Zeke had been offered a coaching position on the Mets and a broadcasting deal with the networks, but he’d turned them both down for now.

Maybe I want to drive a UPS truck, he’d said last night.

Maybe I just want to coach Little League, he’d mused.

Sybil had rubbed the spot between his shoulder blades and nodded and said, “Yes, absolutely, all of that sounds wonderful.”

“Okay, but it’s been a very long day,” Zeke said, tilting his head up, winking. “Also, once athletes slack off, the cliff between healthy and sloth is a steep one.”

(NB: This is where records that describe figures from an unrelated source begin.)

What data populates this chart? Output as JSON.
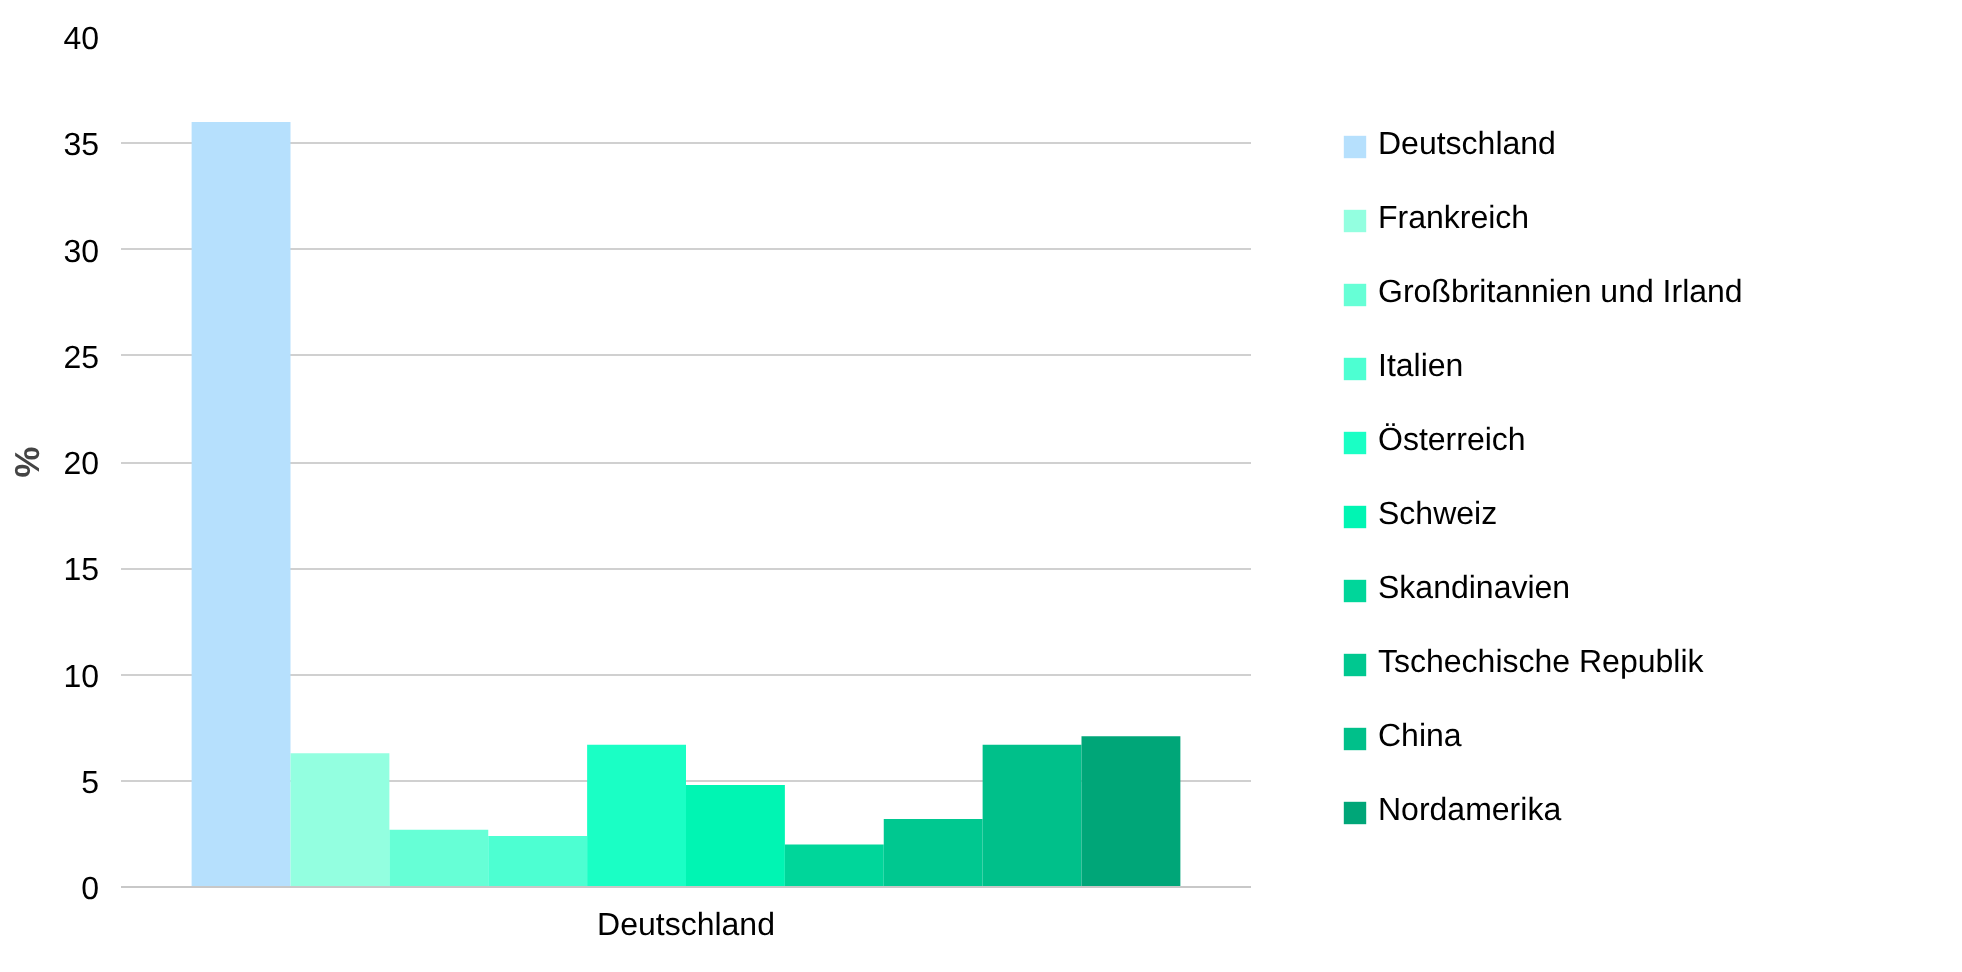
{
  "chart_data": {
    "type": "bar",
    "categories": [
      "Deutschland"
    ],
    "ylabel": "%",
    "ylim": [
      0,
      40
    ],
    "yticks": [
      0,
      5,
      10,
      15,
      20,
      25,
      30,
      35,
      40
    ],
    "grid": "y",
    "legend": "right",
    "series": [
      {
        "name": "Deutschland",
        "color": "#b6e0fd",
        "values": [
          36
        ]
      },
      {
        "name": "Frankreich",
        "color": "#93ffe0",
        "values": [
          6.3
        ]
      },
      {
        "name": "Großbritannien und Irland",
        "color": "#66ffd6",
        "values": [
          2.7
        ]
      },
      {
        "name": "Italien",
        "color": "#4dffd2",
        "values": [
          2.4
        ]
      },
      {
        "name": "Österreich",
        "color": "#1affc5",
        "values": [
          6.7
        ]
      },
      {
        "name": "Schweiz",
        "color": "#00f5b3",
        "values": [
          4.8
        ]
      },
      {
        "name": "Skandinavien",
        "color": "#00d69a",
        "values": [
          2.0
        ]
      },
      {
        "name": "Tschechische Republik",
        "color": "#00c890",
        "values": [
          3.2
        ]
      },
      {
        "name": "China",
        "color": "#00c08a",
        "values": [
          6.7
        ]
      },
      {
        "name": "Nordamerika",
        "color": "#00a678",
        "values": [
          7.1
        ]
      }
    ]
  }
}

Betty rolled her eyes because Zeke Rodriguez turned out to be irresistibly charming now that she wasn’t running from everything.

She watched Sybil delight in his ridiculousness, a smile building at the edges of her mouth that wasn’t too different from the one that Betty knew she wore when she would see Caleb waiting in Zeke’s lobby to pick her up for a date.

When she got back in town from Reno, she called him and tried to explain, but Caleb already intuited most of what she needed to say.

She liked this, the ease between them. She had no idea where any of it would go, but for once, she tried to simply be in the present, live for the moment.

It was terrifying. And exhilarating. And she had earned it.

She called Natalie, too, apologized for blowing off the national commercial, but Natalie had seen the news about the man she now understood was Betty’s father and waved her apology off.

“We’ll use this as emotional fuel,” she said.

“You’ll be able to cry on cue. You really will be an actor’s actor!

” Betty had two auditions lined up next week.

She wasn’t sure she really wanted to be an actor, but she’d been training for it all her life, it turned out.

She might as well monetize it for now. Plan B.

Maybe there would be a plan C, eventually.

“I’m exhausted too,” Sybil said, refilling Pluto’s water bowl, giving him a treat for no reason other than he was a very good boy. “I might head up to bed.”

It was strange now, the good kind of strange, how once they got back from Nevada, sleep found them in fits and starts, but found them all the same.

“I might head up too,” Zeke said, and his eyes wandered toward Sybil.

Betty had her suspicions about what was building between them.

Whenever they crashed at Sybil’s, Zeke slept in Charlie’s room, but Betty thought they were just trying to be proper around her, like two parents who didn’t want their kid to know they still had sex.

She knew Sybil’s kids were teasing her, asking if they had a new famous stepdad yet, but Sybil just kept laughing at their texts because, Betty supposed, she’d been constrained by a man for twenty years and wasn’t ready to officially declare herself tied to another one.

Even a very good man. Not just yet. But eventually, Betty surmised, she would be. She loved this for everyone involved.

“I’m heading up too,” Betty said, and made her way to the stairs toward Sybil’s guest room.

Downstairs, Sybil would wipe down the counters, tuck Pluto in, turn off the lights and shut down for the night.

Then, when for so long, it felt like an impossibility, the three of them would slip into dreaming, soundly, restfully.

Maybe they just needed each other, Betty would think before slumber took over.

Maybe they just needed to know they weren’t alone, that they were tethered to something greater than themselves.

Maybe this was its own sort of family, the one you choose, the one that finds you.

Because after so many months when their bodies betrayed them, at long last, they finally slept.

Sometimes, when dawn broke through their windows, they would even remember their dreams. That they dreamt at all now felt like a little miracle.

That, Betty would think, was how she knew she was finally living; that, she would believe, was how she knew she was actually free.